Updated: Jun 8, 2020
On June 5, 2020, US Forces - Afghanistan (USFOR-A) announced they had conducted two airstrikes on Taliban targets in order to disrupt coordinated attacks on an Afghan National Defense and Security Forces (ANDSF) checkpoint. The incident is the first of its kind since a cease-fire agreement was reached between the Taliban and the Afghan government at the start of Eid al-Fitr.
The airstrikes, carried out by the United States Air Force (USAF), targeted Taliban units in two different provinces: Farah and Kandahar. A casualty report has yet to be released by the Taliban, although an analysis conducted by the team Intelligence Ledger of open source intelligence (OSINT) from the ground around the time of the incident indicate that at least 20 were killed or injured.
Tensions were further inflamed in the war-torn country after 10 members of the Afghan National Army were killed in an ambush in the Zabul province the same day, with evidence indicating Taliban complicity in the attack.
The United States has made clear that it hopes to withdraw at least 8,600 troops from Afghanistan by May 2021. However, that timeline was predicated on the Afghan peace process moving along smoothly and at a set pace. Instead, the negotiations have ben fraught with difficulties and delays.

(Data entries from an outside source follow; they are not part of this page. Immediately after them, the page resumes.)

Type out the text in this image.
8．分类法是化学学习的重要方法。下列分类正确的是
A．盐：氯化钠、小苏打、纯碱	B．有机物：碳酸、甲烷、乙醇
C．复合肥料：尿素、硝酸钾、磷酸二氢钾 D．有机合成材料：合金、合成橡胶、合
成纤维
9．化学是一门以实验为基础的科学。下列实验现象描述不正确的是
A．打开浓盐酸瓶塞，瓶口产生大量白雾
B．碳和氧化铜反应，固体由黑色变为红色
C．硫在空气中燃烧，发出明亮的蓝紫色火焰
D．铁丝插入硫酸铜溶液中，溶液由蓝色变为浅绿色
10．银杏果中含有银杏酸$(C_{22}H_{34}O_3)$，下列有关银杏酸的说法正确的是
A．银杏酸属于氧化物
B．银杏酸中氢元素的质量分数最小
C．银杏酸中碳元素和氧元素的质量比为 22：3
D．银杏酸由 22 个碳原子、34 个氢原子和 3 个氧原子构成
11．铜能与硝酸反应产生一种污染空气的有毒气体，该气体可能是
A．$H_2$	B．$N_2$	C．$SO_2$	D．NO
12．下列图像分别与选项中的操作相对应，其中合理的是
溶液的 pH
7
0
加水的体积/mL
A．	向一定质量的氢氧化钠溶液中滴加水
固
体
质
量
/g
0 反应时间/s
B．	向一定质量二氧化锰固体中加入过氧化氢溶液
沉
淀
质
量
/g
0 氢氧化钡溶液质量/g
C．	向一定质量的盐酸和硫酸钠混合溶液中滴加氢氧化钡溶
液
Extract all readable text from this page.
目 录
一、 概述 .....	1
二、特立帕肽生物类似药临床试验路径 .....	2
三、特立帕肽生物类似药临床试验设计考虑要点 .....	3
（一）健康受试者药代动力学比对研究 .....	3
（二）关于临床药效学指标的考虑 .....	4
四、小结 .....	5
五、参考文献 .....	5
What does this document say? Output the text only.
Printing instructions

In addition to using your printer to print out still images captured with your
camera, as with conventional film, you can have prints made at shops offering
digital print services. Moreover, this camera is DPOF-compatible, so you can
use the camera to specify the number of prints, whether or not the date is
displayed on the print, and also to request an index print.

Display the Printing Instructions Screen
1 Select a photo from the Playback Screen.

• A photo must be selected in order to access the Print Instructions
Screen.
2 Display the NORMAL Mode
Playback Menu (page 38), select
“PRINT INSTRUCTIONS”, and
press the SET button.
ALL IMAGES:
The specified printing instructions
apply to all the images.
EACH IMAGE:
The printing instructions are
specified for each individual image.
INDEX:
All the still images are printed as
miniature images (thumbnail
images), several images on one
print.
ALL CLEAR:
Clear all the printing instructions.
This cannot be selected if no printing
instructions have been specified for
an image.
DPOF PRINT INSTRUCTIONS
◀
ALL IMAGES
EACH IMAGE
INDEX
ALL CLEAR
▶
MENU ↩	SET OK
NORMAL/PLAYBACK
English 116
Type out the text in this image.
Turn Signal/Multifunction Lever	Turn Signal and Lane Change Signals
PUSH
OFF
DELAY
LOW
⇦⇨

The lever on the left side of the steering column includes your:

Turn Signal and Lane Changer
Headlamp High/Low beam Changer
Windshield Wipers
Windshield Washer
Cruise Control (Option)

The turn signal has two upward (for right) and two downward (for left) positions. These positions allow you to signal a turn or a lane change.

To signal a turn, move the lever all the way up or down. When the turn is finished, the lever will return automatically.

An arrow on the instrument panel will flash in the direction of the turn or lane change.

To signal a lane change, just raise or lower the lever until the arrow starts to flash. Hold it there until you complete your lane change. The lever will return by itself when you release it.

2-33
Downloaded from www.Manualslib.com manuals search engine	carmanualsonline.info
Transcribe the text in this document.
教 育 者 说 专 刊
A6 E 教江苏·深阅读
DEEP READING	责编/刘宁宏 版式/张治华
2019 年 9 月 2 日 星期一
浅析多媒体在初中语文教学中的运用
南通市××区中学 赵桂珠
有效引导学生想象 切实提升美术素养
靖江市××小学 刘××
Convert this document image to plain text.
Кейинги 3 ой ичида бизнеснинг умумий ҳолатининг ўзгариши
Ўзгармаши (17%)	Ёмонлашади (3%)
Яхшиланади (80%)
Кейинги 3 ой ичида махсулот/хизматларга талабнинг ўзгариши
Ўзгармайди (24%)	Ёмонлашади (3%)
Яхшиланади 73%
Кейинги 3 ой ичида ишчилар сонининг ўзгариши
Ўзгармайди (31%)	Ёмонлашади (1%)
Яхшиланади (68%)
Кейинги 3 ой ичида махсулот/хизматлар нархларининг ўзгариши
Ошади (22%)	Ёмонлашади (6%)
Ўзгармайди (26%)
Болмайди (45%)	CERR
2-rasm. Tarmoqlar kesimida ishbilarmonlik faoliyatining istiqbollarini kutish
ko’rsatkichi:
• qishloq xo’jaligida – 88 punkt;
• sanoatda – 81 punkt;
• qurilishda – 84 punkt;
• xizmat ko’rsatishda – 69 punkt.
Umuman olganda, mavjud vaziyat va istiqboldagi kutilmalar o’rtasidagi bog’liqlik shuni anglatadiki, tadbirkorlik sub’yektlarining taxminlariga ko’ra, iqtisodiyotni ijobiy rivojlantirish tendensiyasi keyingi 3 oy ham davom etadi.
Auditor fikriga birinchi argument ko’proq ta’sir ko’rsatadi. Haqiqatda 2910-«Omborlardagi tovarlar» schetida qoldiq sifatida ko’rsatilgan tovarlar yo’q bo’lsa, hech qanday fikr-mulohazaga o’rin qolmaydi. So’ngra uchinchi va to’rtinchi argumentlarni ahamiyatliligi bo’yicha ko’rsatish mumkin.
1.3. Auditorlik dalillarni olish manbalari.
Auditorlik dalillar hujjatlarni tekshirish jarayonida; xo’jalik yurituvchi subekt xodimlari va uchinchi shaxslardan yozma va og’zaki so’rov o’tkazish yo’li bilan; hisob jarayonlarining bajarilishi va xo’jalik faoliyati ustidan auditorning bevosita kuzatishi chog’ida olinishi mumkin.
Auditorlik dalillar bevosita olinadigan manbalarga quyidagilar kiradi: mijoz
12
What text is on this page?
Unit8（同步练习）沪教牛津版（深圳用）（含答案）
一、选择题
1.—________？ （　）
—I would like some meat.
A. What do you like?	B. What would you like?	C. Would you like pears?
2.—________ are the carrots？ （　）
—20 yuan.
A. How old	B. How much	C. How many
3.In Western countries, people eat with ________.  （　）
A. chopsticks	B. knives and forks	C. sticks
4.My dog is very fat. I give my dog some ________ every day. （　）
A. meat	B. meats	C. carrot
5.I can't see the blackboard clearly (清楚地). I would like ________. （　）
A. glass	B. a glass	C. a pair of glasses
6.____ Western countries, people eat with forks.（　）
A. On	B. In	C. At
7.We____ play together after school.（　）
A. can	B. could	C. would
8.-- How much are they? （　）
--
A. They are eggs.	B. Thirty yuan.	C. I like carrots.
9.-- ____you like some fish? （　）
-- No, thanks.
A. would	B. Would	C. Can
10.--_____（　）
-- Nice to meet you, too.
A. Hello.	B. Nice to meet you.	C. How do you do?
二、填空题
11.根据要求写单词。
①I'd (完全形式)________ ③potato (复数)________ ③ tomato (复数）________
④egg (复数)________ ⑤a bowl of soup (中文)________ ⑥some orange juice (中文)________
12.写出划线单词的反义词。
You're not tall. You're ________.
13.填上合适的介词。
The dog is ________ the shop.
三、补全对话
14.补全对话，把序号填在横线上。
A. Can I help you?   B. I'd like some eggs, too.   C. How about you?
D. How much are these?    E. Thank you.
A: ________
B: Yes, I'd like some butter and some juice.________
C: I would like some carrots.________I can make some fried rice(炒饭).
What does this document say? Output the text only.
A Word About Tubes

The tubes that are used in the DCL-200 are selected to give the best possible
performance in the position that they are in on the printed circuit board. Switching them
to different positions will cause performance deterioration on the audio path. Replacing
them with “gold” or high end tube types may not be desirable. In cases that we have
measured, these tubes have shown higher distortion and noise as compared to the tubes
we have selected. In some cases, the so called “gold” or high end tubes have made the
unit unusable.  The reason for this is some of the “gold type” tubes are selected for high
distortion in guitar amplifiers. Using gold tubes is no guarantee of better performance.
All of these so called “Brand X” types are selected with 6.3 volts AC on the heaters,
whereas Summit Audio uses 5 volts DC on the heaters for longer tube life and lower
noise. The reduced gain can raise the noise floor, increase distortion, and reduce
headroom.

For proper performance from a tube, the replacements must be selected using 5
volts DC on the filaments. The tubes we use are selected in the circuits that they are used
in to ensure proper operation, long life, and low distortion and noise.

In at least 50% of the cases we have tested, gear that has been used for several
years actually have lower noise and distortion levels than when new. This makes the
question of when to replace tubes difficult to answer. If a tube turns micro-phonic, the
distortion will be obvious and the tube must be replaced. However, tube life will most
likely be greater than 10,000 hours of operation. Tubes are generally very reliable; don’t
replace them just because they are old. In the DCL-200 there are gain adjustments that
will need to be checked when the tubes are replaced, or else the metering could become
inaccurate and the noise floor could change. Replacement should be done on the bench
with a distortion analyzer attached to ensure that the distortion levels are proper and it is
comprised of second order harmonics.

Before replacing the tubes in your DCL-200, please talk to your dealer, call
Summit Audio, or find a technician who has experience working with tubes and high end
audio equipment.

Since the United States and Taliban signed a deal in Doha on February 29, there has been little progress made in talks between the two rival Afghan factions. On May 24, 2020, hopes for peace between the Taliban and the Afghan government were rekindled following the announcement of a three-day ceasefire between the two sides. On the same day, the government announced it was initiating the release of 2,000 Taliban prisoners as a good will gesture.
It remains to be seen if the events of June 5 will have an impact on the peace process, or if negotiators will look past the Taliban's infractions of the agreement.
The views expressed are those of the author and do not reflect the official policy or position of the United States Army, Department of Defense, or the United States Government.